Ten ways to make space for nature in your life this winter
Climate change and nature loss are huge global threats - we’ve already lost nearly 25% of our wildlife in Scotland. But there is hope - if we all take action now.
Looking after nature is good for us, the planet and wildlife. With many of us already spending more time outdoors, it's easy to make space for nature in our lives. Winter is a great season to head out - just wrap up warm and follow our top tips.
1. Feed the locals
Bruised or overly-soft fruit can be left out for badgers, foxes and birds. Cut fruit in half and leave on grass or spike on a tree branch. If cats or dogs are nearby, avoid grapes/dried fruit as this can cause them harm.
2. Enjoy lazy gardening
Leaving areas overgrown or filled with leaves gives insects, amphibians and small animals a quiet and cosy place to hide during colder months. Leave borders/ herbaceous plants intact with seed heads - many insects overwinter in hollow stems.
3. Notice what's nearby
We discovered more local walks during lockdown. There's plenty of wildlife to spot, particularly in urban parks and local paths - from ducks to deer. If feeding ducks, avoid bread and instead try sweetcorn, porridge oats, defrosted frozen peas and bird seed.
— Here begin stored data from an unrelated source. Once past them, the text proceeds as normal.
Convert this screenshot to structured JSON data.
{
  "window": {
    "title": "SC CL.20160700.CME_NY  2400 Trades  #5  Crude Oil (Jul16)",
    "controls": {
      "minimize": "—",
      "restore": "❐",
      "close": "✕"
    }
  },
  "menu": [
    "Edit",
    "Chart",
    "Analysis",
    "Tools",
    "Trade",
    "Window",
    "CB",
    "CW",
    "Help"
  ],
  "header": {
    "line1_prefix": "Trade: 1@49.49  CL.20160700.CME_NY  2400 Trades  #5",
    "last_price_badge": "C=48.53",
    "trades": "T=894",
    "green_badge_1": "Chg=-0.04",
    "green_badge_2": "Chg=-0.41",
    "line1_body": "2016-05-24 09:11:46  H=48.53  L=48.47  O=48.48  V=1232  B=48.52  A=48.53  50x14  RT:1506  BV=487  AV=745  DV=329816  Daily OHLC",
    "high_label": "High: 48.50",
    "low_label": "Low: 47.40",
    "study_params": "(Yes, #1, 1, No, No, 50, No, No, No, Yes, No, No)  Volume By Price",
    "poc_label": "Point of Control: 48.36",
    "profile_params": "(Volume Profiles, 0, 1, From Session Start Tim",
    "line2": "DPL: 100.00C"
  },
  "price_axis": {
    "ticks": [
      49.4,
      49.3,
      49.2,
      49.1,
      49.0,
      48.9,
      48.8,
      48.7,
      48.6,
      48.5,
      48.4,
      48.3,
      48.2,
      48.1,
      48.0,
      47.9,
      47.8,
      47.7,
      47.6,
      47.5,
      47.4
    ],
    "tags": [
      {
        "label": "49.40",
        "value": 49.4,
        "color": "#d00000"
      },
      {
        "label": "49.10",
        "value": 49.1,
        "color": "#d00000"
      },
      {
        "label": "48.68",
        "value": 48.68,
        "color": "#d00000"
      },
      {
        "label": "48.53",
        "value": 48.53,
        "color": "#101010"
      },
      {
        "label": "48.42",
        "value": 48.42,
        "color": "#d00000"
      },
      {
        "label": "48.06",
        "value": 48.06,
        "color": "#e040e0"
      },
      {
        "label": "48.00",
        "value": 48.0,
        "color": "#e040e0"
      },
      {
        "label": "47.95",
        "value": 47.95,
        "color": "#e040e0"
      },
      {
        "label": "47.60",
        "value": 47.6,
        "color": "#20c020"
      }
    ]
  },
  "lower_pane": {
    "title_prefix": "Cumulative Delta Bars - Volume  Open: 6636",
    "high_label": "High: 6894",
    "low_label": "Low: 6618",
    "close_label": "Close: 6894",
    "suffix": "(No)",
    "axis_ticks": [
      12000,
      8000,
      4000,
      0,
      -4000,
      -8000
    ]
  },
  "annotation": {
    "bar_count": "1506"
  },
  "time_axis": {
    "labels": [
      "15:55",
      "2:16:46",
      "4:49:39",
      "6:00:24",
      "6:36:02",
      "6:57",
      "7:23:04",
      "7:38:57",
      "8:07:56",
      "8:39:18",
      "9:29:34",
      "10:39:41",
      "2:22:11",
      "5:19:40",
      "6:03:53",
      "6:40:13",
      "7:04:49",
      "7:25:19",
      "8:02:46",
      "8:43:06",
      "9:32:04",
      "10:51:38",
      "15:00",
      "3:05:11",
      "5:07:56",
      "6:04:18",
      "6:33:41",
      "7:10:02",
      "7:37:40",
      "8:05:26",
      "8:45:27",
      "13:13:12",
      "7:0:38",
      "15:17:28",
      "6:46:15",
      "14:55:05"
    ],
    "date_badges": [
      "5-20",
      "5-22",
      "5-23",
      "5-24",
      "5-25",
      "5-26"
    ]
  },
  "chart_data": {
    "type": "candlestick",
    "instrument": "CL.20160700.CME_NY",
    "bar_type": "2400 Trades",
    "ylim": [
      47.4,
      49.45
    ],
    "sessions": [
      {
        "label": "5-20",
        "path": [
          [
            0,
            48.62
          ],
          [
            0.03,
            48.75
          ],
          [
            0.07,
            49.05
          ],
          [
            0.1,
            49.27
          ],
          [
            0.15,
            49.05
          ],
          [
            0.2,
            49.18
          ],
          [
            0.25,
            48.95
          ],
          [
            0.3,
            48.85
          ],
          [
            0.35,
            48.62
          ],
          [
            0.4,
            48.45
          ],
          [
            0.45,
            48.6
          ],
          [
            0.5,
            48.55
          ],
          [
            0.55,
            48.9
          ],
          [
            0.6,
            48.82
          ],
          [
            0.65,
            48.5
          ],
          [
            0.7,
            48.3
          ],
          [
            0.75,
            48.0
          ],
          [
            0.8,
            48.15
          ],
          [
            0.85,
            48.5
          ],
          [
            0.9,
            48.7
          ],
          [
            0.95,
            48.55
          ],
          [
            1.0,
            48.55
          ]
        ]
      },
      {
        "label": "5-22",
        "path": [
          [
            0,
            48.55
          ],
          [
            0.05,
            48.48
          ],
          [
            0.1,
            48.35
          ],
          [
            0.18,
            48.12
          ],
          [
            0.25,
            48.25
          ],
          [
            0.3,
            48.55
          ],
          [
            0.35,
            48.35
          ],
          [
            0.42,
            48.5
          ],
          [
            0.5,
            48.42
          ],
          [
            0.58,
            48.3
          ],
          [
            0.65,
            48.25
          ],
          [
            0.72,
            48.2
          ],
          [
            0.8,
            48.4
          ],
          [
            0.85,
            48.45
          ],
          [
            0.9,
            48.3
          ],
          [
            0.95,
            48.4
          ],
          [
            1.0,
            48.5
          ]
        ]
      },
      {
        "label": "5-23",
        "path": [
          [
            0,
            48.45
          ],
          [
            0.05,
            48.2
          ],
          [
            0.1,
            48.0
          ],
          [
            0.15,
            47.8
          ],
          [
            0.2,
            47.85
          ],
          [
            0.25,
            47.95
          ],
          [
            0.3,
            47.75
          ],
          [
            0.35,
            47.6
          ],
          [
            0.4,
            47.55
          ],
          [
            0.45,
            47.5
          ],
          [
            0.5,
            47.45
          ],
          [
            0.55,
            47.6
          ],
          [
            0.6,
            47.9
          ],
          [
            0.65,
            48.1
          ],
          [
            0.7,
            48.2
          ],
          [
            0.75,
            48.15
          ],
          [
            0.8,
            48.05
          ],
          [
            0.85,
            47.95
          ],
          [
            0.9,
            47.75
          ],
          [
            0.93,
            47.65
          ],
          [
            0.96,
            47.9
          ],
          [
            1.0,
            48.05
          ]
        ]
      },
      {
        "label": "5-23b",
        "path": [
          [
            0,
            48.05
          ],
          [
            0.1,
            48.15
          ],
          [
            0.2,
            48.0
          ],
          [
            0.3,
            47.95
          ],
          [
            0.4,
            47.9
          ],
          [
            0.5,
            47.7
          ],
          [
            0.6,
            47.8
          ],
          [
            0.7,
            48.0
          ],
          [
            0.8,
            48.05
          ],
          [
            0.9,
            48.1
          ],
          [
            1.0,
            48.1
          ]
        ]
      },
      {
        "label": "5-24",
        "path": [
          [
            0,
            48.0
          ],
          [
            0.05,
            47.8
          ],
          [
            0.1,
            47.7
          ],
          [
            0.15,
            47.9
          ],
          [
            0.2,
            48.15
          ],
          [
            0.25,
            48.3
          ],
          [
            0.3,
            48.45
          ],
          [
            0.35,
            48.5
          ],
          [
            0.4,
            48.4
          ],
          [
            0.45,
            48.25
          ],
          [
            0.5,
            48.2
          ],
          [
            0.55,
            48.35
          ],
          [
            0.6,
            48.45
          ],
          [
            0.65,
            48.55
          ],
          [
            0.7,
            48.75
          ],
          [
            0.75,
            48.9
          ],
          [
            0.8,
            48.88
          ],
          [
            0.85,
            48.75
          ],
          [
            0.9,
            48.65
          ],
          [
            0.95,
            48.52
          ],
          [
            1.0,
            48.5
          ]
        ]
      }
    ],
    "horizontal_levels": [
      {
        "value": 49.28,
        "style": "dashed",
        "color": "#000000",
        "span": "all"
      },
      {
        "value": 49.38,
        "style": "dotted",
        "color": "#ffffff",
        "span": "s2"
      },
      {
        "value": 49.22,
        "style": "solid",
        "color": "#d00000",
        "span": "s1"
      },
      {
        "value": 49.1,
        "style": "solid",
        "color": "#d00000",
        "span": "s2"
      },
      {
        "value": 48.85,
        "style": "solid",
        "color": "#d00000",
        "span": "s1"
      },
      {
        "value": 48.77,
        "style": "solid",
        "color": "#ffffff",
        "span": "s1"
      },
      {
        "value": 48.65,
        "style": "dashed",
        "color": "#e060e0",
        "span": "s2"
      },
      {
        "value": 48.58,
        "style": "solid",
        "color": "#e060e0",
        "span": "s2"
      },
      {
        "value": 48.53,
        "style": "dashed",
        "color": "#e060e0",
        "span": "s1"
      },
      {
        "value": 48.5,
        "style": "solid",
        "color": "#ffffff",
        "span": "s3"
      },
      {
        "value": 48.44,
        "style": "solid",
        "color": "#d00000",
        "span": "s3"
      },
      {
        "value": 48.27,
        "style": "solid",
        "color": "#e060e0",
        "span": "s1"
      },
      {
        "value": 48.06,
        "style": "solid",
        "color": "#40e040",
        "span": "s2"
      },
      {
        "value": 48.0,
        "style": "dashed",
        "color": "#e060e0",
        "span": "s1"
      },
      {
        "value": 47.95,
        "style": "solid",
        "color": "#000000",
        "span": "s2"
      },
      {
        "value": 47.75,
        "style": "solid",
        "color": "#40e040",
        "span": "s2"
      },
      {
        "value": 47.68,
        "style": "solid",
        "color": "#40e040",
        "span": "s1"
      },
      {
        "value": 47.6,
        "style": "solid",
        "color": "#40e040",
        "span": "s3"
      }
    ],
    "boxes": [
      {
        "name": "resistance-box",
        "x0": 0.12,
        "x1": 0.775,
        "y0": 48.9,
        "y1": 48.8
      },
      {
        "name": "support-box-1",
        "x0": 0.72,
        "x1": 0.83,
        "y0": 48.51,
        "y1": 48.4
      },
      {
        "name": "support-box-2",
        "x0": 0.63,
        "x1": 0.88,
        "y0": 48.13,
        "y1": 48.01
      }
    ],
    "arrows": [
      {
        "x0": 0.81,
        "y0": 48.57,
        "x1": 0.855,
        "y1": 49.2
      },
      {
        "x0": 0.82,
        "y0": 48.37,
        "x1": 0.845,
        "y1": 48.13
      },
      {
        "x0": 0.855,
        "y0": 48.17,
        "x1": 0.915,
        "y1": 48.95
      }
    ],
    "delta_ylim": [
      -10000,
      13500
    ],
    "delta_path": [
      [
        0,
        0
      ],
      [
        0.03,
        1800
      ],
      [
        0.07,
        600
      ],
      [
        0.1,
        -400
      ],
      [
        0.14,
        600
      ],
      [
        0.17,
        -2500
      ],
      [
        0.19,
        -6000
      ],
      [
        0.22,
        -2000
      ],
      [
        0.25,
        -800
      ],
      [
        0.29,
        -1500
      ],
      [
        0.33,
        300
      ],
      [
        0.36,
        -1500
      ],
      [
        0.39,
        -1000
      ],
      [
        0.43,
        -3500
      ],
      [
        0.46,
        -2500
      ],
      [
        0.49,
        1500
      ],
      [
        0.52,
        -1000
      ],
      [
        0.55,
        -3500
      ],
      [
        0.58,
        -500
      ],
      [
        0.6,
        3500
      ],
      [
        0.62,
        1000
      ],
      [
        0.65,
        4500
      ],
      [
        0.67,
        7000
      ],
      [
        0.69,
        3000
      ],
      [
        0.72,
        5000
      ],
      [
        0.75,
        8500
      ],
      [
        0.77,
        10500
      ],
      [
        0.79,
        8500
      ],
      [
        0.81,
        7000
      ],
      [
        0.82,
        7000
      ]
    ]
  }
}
4. Volunteer time for nature
One of the best things to do for nature, and have fun along the way, is volunteering. From counting squirrels to building paths and planting trees, there's a huge range of things to do, whilst meeting new friends, gaining work experience and getting outdoors.Take a look at our list of environmental volunteering organisations or search on the Volunteer Scotland website.
5. Help our feathered friends
Erect bird houses and feeders, clean out existing ones and keep feeders topped up. Other animals and insects also use the houses for shelter. Create a regular feeding schedule, and remember to provide water. To attract a range of birds try putting out sunflower hearts, quality peanuts, nyjer seed, and/or high-energy seed mixes. Fat balls are a great energy source during winter.
6. Provide water for wildlife
Garden ponds are a great water source for wildlife but when temperatures drop a prolonged freeze can mean problems for fish and hibernating frogs and newts. Gently crack the ice with a stick to make a hole, or float a ball in the water to stop it freezing. A pond needn't be a large outlay, even using an old washing up bowl of water or a deep saucer of water on a windowsill can help.
7. Keep a lookout
Submit sightings of birds, animals, plants and more, or report any invasive non native species. It's easy and fun - plus many surveys can be done via your smart phone. You really can make a difference.
8. Take action now
Following our tips helps nature, both immediately and in the future. Spending time in nature means you're more likely to care for and respect nature, thereby helping fight nature loss and climate change.
9. Learn outdoors
We all learn outdoors no matter what our age. Spot frosty patterns on leaves and spider webs, download plant or bird ID apps, or simply listen to bird song or really notice in the seasonal changes.
10. Enjoy the benefits
We de-stress, feel energised, and improve our physical health when outdoors. Keep consistent - arrange regular walks with a friend, set a motivational alarm or head out at lunchtime to enjoy daylight.